- What is my objective? (You should be able to say “As a result of this document, my readers will . . . .”)
- What style is best for my context: Informal, formal, professional jargon?
- What is my credibility: Position in hierarchy, expertise, relation to audience?
- Who is my audience: Professor, supervisor, peers, employees?
- How can I analyze them: As individuals, as a group?
- What do they know: Necessary background information, new information, expectations for style and format?
- What do they feel: Interest level, bias, ease or difficulty?
- Should I be direct or indirect?
- How can I organize a strategic message?
- What document format is most appropriate: E-mail, letter, brief, memo, short report, formal report?
- How does culture affect my strategy: Objective, style, credibility? What adjustments do I need to make to be reader-friendly?

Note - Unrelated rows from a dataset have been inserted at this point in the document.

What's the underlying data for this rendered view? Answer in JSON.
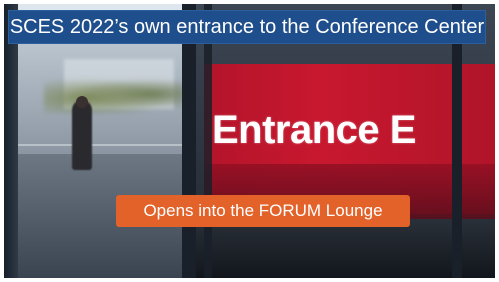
{
  "photo": {
    "title_caption": "SCES 2022’s own entrance to the Conference Center",
    "sign_text": "Entrance E",
    "bottom_caption": "Opens into the FORUM Lounge"
  },
  "colors": {
    "title_bg": "#1f4e8c",
    "bottom_caption_bg": "#e2622a",
    "sign_red": "#c8182f"
  }
}
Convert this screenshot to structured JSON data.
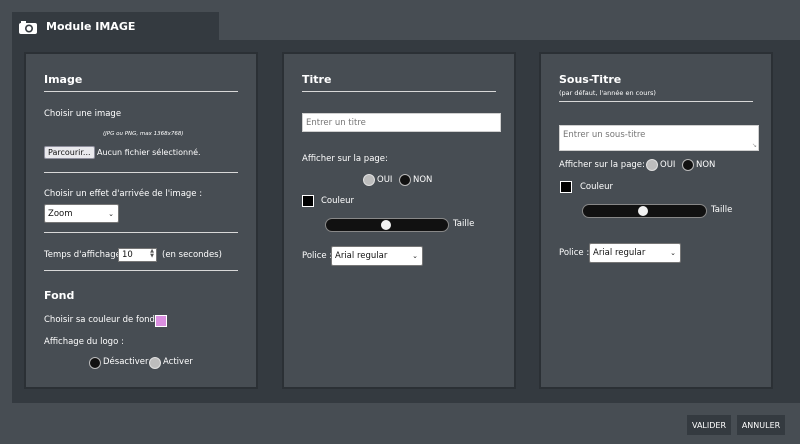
{
  "header": {
    "title": "Module IMAGE",
    "icon": "camera-icon"
  },
  "image_panel": {
    "heading": "Image",
    "choose_label": "Choisir une image",
    "format_hint": "(JPG ou PNG, max 1368x768)",
    "browse_label": "Parcourir...",
    "no_file_text": "Aucun fichier sélectionné.",
    "effect_label": "Choisir un effet d'arrivée de l'image :",
    "effect_value": "Zoom",
    "duration_label": "Temps d'affichage",
    "duration_value": "10",
    "duration_unit": "(en secondes)",
    "bg_heading": "Fond",
    "bg_color_label": "Choisir sa couleur de fond",
    "bg_color": "#da8fe0",
    "logo_label": "Affichage du logo :",
    "logo_off": "Désactiver",
    "logo_on": "Activer",
    "logo_selected": "Activer"
  },
  "title_panel": {
    "heading": "Titre",
    "input_placeholder": "Entrer un titre",
    "show_label": "Afficher sur la page:",
    "yes": "OUI",
    "no": "NON",
    "show_selected": "OUI",
    "color_label": "Couleur",
    "size_label": "Taille",
    "size_level": 0.49,
    "font_label": "Police :",
    "font_value": "Arial regular"
  },
  "subtitle_panel": {
    "heading": "Sous-Titre",
    "subheading": "(par défaut, l'année en cours)",
    "input_placeholder": "Entrer un sous-titre",
    "show_label": "Afficher sur la page:",
    "yes": "OUI",
    "no": "NON",
    "show_selected": "OUI",
    "color_label": "Couleur",
    "size_label": "Taille",
    "size_level": 0.49,
    "font_label": "Police :",
    "font_value": "Arial regular"
  },
  "actions": {
    "validate": "VALIDER",
    "cancel": "ANNULER"
  }
}
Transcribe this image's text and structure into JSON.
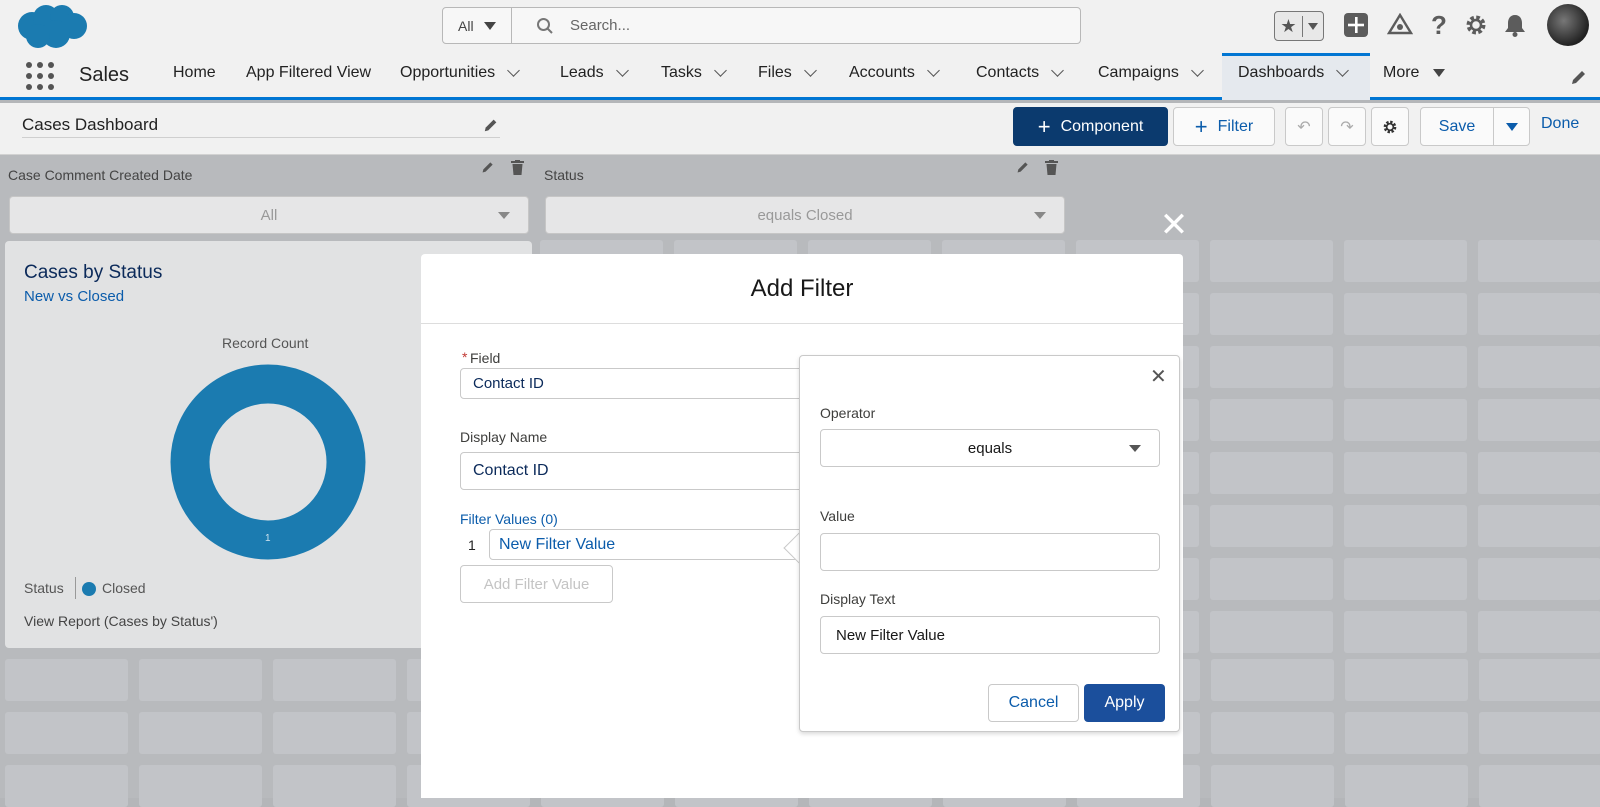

International Style Guidelines
In professional writing, the term “good style” refers to a way of writing that allows the audience to read with speed and clarity. The “pleasure of the text” is not a concern in this context. We can increase the ease with which all audiences (including international audiences) read our documents quickly and accurately by following these guidelines.
- Use short sentences to minimize the chance of misunderstanding.
- Use topic sentences at the start of paragraphs.
- Avoid informal style, jargon and humor.
- Avoid acronyms except for specialist audiences.
- Use frequent transition phrases.
- Use metaphors, similes and analogies carefully.
- Use clear and complete headings and captions.